Cabin Porn UN releases blueprint for ‘green’ economic growth The United Nations Environment Programme (UNEP) today announced that it had drafted a blueprint for transitioning the world to a greener future while preserving – and potentially even accelerating – predicted economic growth. The UPEP report, Towards a Green Economy: Pathways to Sustainable Development and Poverty Eradication, called for investing $1.3 trillion a year (approximately 2 percent of yearly world GDP) into ten key sectors: agriculture, buildings, energy, fisheries, forestry, industry, tourism, transport, waste, and water.

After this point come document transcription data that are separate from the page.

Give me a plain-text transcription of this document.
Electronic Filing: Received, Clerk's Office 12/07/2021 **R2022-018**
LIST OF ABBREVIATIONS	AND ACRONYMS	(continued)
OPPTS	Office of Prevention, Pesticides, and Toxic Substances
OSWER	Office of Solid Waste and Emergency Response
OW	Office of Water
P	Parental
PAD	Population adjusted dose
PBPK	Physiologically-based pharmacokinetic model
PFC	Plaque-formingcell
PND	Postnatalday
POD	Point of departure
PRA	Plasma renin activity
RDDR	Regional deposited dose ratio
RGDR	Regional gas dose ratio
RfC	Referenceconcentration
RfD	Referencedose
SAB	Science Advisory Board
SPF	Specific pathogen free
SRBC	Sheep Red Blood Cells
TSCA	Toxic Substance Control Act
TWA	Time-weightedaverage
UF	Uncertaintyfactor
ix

Governments already spend between 1-2 percent of subsidizing fossil fuels and unsustainable fisheries, the report notes. The UN believes that trillions of dollars in private capital will follow public investments. The report cited multiple examples of how “green” initiatives can effectively fight poverty in the developing world. There is mounting evidence that “green” initiatives can indeed propel economic growth, despite aggressive rhetoric to the contrary.